Unemployment in the 17-nation euro area was 12 percent in February and the January figure was revised up to the same level from 11.9 percent estimated earlier, the European Union’s statistics office in Luxembourg said today. That is the highest since the data series started in 1995 and matches the median estimate of 31 economists in a Bloomberg News survey.
The euro-zone economy has contracted for five straight quarters and that trend is forecast to continue in the first three months of this year, a separate Bloomberg survey shows. The European Central Bank, which holds a rate-setting meeting this week, forecasts the economy will shrink 0.5 percent in 2013. The ECB has held its key rate at 0.75 percent since July.
“An end to the euro zone’s labor-market downturn is not yet in sight,” Martin van Vliet, economist at ING Bank NV, said in a research note. “We cannot fully rule out a surprise rate cut or new unconventional support on Thursday.”
The euro was down 0.1 percent from yesterday and traded at $1.2836 at 10:37 a.m. in London.
Today’s report showed that 19.1 million people were unemployed in the euro area in February, up 33,000 from the previous month.
The European Commission predicts unemployment rates of 12.2 percent this year and 12.1 percent in 2014. ECB President Mario Draghi said on March 7 that “it is of particular importance at this juncture to address the current high long-term and youth unemployment.”
Businesses ranging from banks to carmakers and airlines are trying to cut costs by shedding jobs. Spain’s CaixaBank last week reached an accord with its unions to cut 2,600 jobs.
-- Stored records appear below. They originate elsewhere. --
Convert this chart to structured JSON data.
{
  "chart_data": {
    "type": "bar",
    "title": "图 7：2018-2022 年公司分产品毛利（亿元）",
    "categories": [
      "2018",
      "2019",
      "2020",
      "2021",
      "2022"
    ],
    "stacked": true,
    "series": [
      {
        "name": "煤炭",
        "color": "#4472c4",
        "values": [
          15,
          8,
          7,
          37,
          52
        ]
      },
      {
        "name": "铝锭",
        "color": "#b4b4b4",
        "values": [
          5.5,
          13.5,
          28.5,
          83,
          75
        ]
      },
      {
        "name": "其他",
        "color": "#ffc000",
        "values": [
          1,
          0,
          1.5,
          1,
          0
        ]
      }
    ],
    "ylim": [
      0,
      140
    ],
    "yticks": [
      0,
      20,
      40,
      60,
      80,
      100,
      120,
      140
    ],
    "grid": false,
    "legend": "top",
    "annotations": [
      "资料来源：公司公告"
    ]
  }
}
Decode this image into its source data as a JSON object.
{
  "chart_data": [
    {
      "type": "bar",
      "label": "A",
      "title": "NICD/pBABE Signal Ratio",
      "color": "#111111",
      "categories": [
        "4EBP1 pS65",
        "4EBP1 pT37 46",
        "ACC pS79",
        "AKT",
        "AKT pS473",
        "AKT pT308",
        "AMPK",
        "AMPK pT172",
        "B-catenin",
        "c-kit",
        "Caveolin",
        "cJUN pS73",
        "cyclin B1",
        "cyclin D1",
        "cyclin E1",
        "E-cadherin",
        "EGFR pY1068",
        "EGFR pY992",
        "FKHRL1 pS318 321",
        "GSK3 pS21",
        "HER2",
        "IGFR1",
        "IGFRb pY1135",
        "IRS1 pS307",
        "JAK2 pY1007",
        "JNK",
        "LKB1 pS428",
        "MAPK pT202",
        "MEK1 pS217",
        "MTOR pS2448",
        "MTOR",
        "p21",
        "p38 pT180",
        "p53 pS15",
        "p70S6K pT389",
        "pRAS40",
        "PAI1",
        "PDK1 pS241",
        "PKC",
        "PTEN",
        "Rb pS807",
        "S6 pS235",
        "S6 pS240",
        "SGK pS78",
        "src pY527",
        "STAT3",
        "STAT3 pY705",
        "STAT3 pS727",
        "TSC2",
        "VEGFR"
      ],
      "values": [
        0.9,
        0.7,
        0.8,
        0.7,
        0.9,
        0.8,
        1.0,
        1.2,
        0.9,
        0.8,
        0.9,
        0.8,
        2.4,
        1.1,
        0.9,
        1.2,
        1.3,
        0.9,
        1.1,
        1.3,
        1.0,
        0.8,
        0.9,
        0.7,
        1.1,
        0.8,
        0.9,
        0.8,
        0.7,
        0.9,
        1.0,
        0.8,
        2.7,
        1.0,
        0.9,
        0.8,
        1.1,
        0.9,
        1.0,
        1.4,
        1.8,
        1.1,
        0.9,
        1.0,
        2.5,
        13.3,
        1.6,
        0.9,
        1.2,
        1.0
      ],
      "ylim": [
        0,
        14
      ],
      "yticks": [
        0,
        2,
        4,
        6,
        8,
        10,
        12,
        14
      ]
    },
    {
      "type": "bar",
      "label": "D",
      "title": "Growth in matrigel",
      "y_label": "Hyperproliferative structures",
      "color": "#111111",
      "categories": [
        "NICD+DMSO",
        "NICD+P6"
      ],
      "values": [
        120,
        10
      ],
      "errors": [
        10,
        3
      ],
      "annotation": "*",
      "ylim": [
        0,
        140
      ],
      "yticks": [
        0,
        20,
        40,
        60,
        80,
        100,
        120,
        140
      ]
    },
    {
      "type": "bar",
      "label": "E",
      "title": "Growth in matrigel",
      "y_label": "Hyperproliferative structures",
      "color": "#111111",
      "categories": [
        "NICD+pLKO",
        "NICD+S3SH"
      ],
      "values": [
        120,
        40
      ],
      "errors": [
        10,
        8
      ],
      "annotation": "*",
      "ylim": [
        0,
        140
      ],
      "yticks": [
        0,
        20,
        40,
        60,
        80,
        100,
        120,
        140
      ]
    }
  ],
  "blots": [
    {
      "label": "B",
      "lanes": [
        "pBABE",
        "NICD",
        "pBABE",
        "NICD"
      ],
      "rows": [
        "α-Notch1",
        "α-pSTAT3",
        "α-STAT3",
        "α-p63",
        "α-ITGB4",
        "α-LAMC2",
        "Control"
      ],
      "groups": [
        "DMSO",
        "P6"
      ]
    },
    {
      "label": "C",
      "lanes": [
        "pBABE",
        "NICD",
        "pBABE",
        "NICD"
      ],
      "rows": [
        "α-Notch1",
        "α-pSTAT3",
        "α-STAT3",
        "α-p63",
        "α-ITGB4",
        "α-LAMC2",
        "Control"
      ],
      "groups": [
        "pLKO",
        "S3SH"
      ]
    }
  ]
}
Danone, the owner of Evian bottled-water and Activia yogurt, plans to shed 900 jobs in Europe as demand weakens.
Fiat SpA Chief Executive Officer Sergio Marchionne last month spoke out against deeper budget cuts. “I understand austerity, but we can lose weight until we die,” he said.
Renault SA CEO Carlos Ghosn urged government spending to revive the region’s anemic car sales, which he forecast won’t recover for another three years.
The strains in the region have spread to the U.K., where a measure of manufacturing contracted for a second month amid weak demand in Europe for British exports. A gauge of factory activity was 48.3 in March, the second month of contraction, Markit Economics said today.
A separate release in the euro area showed a manufacturing gauge at 46.8. That compares with an initial estimate of 46.6 on March 21. The index in Germany, the region’s largest economy, was at 49.
The Purchasing Managers’ Index for China rose to 50.9 last month, an 11-month high, from 50.1 in February, the National Bureau of Statistics and China Federation of Logistics and Purchasing said on April 1. A separate gauge from HSBC Holdings Plc and Markit Economics rose to 51.6 in March from 50.4.
Elsewhere, Australia’s central bank kept its benchmark interest rate unchanged to match a half-century low in response to a recovery in household spending as traders pushed out bets on the next reduction in borrowing costs.
Governor Glenn Stevens left the overnight cash-rate target at 3 percent, saying “recent information suggests that moderate growth in private consumption spending is occurring,” according to a Reserve Bank of Australia statement in Sydney today. “There are a number of indications that the substantial easing of monetary policy during late 2011 and 2012 is having an expansionary effect.”
Data due today in the U.S. will probably show that orders to U.S. factories rose 2.9 percent in February, according to the median estimate of 60 economists in a Bloomberg poll. Bookings dropped 2 percent in January, the most in five months.